Specifically, first, _{the powder of LiNiO 2} which is the base material and the powder of ZnO which is the selected coating material were mixed. At this time, the amount of Zn (zinc) in the powder of ZnO, which is the selected coating material, was 3 mol% with respect to Ni contained in the powder of _{LiNiO 2} , which is the base material, and the mixture was weighed and mixed.

Then, water was added to the above mixture so as to be 10% by mass with respect to _{LiNiO 2 as a base material, and further mixed.}

Then, in a vacuum atmosphere, the temperature is raised to 100 ° C. for 12 hours, and the temperature is further raised to 190 ° C. and dried for 10 hours to obtain the positive electrode active material in which the coating material is arranged on the surface of the base material of the positive electrode active material. Obtained.
(Lithium-ion secondary battery)
A lithium ion secondary battery was produced in the same manner as in Example 1 except that the positive electrode active material in which ZnO, which is a coating material, was arranged on the surface of the particles of the base material of the positive electrode active material was used.

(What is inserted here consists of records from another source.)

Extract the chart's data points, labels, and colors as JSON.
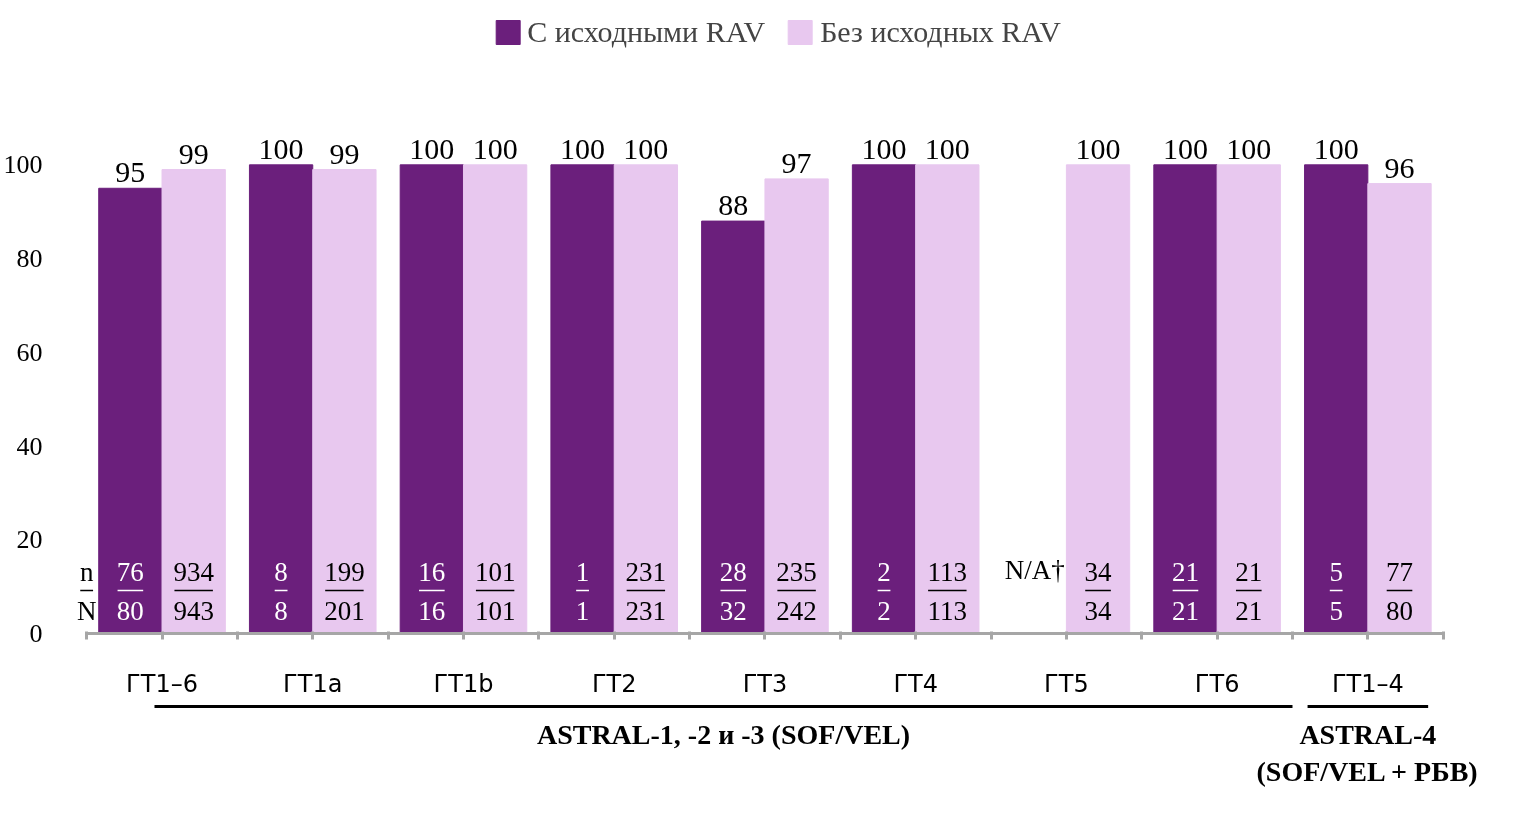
{
  "chart_data": {
    "type": "bar",
    "categories": [
      "ГТ1–6",
      "ГТ1a",
      "ГТ1b",
      "ГТ2",
      "ГТ3",
      "ГТ4",
      "ГТ5",
      "ГТ6",
      "ГТ1–4"
    ],
    "series": [
      {
        "name": "С исходными RAV",
        "color": "#6b1f7c",
        "values": [
          95,
          100,
          100,
          100,
          88,
          100,
          null,
          100,
          100
        ]
      },
      {
        "name": "Без исходных RAV",
        "color": "#e8c8ef",
        "values": [
          99,
          99,
          100,
          100,
          97,
          100,
          100,
          100,
          96
        ]
      }
    ],
    "ylim": [
      0,
      100
    ],
    "yticks": [
      0,
      20,
      40,
      60,
      80,
      100
    ],
    "grid": false,
    "legend": "top",
    "data_labels": true,
    "annotations": [
      "76\n80",
      "934\n943",
      "8\n8",
      "199\n201",
      "16\n16",
      "101\n101",
      "1\n1",
      "231\n231",
      "28\n32",
      "235\n242",
      "2\n2",
      "113\n113",
      "N/A†",
      "34\n34",
      "21\n21",
      "21\n21",
      "5\n5",
      "77\n80",
      "n\nN",
      "ASTRAL-1, -2 и -3 (SOF/VEL)",
      "ASTRAL-4\n(SOF/VEL + РБВ)"
    ]
  }
}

As a result, the positive electrode resistance is significantly higher than that of the lithium ion secondary battery in which the _{LiNiO 2} prepared in Example 1 in which the coating material is not arranged is used as the positive electrode material, and the capacity of _{LiNO 2 is utilized.} Was not possible. That is, it was confirmed that the battery characteristics were significantly lower than those in the case where _{LiNO 2} on which the coating material was not arranged was used as the positive electrode material.

Claims (4)

A method for selecting a coating material for coating the surface of a positive electrode active material for a lithium ion secondary battery.
For candidate materials are candidates of the coating material, and the activation energy calculating step of calculating the activation energy E _A lithium diffusion in the interior of the candidate material using a first-principles calculation,
If it meets the activation energy E _B of lithium diffusion in the positive electrode active material for lithium ion secondary batteries, the lithium diffusion activation energy E _A and the E _{A <E B} in the interior of the candidate material, the candidate material A selection step for selecting a coating material as a coating material, and a method for selecting a coating material. The method for selecting a coating material according to claim 1, wherein the positive electrode active material for a lithium ion secondary battery _{is represented by LiMO 2 (M contains nickel).} Look-containing coating material which is selected by the selection method of the coating material according to claim 1 or 2 on the surface, the positive electrode active material for a lithium ion secondary battery as the coating material B. A lithium ion secondary battery using the positive electrode active material for a lithium ion secondary battery according to claim 3 as a positive electrode material.